The global animal feed market crossed USD 420 billion in 2025. By 2034, projections place it north of USD 640 billion, with a compound annual growth rate just under 5%. Asia-Pacific already accounts for more than a third of global feed production, led by China, India, Vietnam, Indonesia, and Thailand. As the region’s livestock and aquaculture sectors scale up, so does demand for the machinery that turns raw ingredients into finished feed.

Less discussed, but equally significant, is the parallel evolution of the feed machinery component supply chain. Ring dies, roller shells, hammers, screens — the consumable parts that keep feed mills running — are increasingly sourced from specialized manufacturers in China and Southeast Asia. This is not simply a cost story. It reflects a convergence of manufacturing capability, metallurgical expertise, and proximity to the world’s fastest-growing feed markets.

$420B
Global feed market value in 2025
$640B+
Projected market value by 2034
>1/3
Asia-Pacific share of global feed production
~5%
Compound annual growth rate

From OEM Captive Supply to Independent Specialists

Twenty years ago, ring die manufacturing was largely captive. Pellet mill OEMs produced their own dies, or sourced from a handful of established Western suppliers. Mill operators had few alternatives, and lead times for replacement dies often stretched to six weeks or more for markets outside Europe and North America.

The landscape today looks different. Independent ring die specialists — companies that focus exclusively on dies and wear parts — have emerged as a competitive alternative. These firms serve multiple OEM platforms (CPM, Andritz, FAMSUN, Bühler, Van Aarsen, and others), giving feed mill operators flexibility.
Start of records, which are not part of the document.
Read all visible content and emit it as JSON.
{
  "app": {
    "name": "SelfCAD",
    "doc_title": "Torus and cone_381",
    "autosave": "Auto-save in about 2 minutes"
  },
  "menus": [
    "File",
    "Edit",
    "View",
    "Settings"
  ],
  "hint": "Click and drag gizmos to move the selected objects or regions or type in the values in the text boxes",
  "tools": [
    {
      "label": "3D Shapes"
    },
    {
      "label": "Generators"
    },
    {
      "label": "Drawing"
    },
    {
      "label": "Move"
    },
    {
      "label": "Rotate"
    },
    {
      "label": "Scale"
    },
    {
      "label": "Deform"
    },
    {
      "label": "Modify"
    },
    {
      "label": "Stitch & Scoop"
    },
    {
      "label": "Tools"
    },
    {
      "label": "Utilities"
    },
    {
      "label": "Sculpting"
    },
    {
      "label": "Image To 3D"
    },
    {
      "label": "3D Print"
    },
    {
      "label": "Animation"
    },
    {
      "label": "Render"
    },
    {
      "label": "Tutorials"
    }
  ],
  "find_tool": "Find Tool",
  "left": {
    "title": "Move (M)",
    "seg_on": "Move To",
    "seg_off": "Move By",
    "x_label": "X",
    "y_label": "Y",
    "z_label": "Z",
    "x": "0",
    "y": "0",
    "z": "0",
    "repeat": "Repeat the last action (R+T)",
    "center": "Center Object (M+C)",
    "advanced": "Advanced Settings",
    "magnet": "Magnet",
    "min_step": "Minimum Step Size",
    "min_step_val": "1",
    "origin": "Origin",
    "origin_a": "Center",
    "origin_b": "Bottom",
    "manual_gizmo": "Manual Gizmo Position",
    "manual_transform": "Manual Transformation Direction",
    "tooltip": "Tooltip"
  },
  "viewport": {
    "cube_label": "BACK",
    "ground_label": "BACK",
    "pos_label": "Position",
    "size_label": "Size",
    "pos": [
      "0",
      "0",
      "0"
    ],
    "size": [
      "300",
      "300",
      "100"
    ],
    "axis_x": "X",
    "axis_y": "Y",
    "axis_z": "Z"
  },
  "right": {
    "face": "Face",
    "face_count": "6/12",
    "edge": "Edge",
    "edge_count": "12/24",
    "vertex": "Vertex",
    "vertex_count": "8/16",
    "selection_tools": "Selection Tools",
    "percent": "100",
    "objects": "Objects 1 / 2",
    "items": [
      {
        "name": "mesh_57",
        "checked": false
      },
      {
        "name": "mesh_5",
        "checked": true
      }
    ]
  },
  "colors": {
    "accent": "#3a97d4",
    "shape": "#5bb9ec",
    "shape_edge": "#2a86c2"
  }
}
More importantly, they have closed the quality gap.

A ring die manufactured in Liyang, Jiangsu province — China’s feed machinery manufacturing hub — can now match or exceed the performance of a die made in Europe. The difference is that it arrives in two weeks instead of six, at a delivered cost that is 20–30% lower. For a feed mill in Bangladesh running three shifts on tight margins, that difference is material.

20–30%
Lower delivered cost vs. Western suppliers
With lead times of two weeks instead of six, independent Chinese ring die specialists are redefining procurement for feed mills across Asia-Pacific.

Hongyang’s Position in the Supply Chain

Liyang Hongyang Feed Machinery, founded in 2006, sits at the center of this shift. The company produces ring dies and roller shells for virtually every major pellet mill model in operation, from SZLH250 to SZLH768 series machines. Its product portfolio covers diameters from 0.8mm shrimp feed dies to 18mm biomass pellet dies, serving poultry, livestock, aquafeed, and fertilizer applications.

Three factors distinguish Hongyang’s position in the market:

Material Sourcing Parity
The company uses chromium-alloy steels equivalent to European-grade specifications. Raw materials are analyzed before entering production — a step that many smaller manufacturers skip.
Process Control Depth
From CNC gun-drilling with imported German tooling to vacuum heat treatment, the manufacturing chain is vertically integrated. Each die’s hardness and hole dimensions are verified before packaging.
Logistics Proximity
For feed mills in Vietnam, Thailand, Indonesia, the Philippines, India, and Bangladesh — markets where feed production is growing at 5–8% annually — Hongyang can deliver replacement dies with dramatically shorter lead times than Western suppliers.